Sir John Chilcot says the inquiry looked at whether it was “right and necessary” to invade Iraq “and whether the UK could – and should – have been better prepared for what followed”.
“We have concluded that the UK chose to join the invasion of Iraq before the peaceful options for disarmament had been exhausted. Military action at that time was not a last resort.”
“The judgements about the severity of the threat posed by Iraq’s weapons of mass destruction – WMD – were presented with a certainty that was not justified. Despite explicit warnings, the consequences of the invasion were underestimated. The planning and preparations for Iraq after Saddam Hussein were wholly inadequate.
The government failed to achieve its stated objectives.”

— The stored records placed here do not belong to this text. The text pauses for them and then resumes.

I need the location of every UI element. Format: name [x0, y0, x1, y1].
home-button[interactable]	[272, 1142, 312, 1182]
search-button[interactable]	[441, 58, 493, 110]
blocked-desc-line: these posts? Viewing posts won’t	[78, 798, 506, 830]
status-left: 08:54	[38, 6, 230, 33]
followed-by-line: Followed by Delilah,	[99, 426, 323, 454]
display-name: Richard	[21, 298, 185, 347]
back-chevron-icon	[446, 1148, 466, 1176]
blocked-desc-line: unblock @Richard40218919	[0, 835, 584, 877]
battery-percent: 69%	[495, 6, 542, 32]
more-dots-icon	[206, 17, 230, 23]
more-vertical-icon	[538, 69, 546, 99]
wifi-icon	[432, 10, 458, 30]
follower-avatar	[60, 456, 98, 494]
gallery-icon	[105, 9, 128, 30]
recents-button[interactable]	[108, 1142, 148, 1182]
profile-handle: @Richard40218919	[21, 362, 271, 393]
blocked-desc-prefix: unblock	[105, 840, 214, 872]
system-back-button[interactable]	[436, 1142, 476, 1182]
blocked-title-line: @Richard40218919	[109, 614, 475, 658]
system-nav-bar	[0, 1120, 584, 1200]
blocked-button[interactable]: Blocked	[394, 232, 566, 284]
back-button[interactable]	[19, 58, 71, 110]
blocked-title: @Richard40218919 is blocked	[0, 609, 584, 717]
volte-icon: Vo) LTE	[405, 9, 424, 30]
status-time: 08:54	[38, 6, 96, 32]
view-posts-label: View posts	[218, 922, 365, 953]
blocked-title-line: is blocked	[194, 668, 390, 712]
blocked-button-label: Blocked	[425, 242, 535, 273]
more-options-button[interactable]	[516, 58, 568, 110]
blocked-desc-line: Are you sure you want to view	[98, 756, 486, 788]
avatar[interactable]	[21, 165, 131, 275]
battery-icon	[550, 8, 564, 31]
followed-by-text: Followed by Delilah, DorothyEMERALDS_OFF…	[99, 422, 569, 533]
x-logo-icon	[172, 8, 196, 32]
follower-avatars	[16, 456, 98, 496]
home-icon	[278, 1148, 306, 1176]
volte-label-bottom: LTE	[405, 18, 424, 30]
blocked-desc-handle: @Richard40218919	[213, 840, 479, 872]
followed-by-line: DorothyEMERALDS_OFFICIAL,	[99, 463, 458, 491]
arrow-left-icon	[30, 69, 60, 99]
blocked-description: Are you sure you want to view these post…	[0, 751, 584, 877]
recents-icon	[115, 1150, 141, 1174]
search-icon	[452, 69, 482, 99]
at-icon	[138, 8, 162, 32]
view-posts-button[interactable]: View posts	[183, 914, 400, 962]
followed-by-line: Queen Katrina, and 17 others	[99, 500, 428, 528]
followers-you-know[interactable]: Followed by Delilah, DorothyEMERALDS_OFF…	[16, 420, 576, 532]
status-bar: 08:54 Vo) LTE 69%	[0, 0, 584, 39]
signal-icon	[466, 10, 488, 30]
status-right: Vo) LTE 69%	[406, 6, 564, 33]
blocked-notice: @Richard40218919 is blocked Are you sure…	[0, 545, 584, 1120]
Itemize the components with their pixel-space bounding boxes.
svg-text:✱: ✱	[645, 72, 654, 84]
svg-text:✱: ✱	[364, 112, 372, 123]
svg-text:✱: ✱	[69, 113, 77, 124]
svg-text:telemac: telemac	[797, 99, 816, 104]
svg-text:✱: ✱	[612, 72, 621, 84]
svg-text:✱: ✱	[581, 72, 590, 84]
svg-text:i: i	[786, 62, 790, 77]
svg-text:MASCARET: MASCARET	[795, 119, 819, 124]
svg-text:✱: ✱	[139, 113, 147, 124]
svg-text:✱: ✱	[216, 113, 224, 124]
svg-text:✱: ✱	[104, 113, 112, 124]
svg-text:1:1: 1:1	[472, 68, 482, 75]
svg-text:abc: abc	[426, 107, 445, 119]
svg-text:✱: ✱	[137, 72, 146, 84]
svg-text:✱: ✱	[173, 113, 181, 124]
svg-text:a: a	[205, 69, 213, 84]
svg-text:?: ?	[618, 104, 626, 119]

The Iraq Inquiry, also referred to as the Chilcot Inquiry, covers the run-up to the Iraq conflict, the subsequent military action and its aftermath with the purpose to establish the way decisions were made.
The purpose of this is to determine what happened and to identify lessons to ensure that in a similar situation in future, the British government is equipped to respond in the most effective manner.
The BBC have claimed:
“A leader of the Stop The War coalition has told protesters they should not accept the Chilcot report unless it includes the explicit conclusion that former prime minister Tony Blair lied about the need for the Iraq War. About 200 protesters are outside the QE2 where they have been reading the names of dead civilians and servicemen.”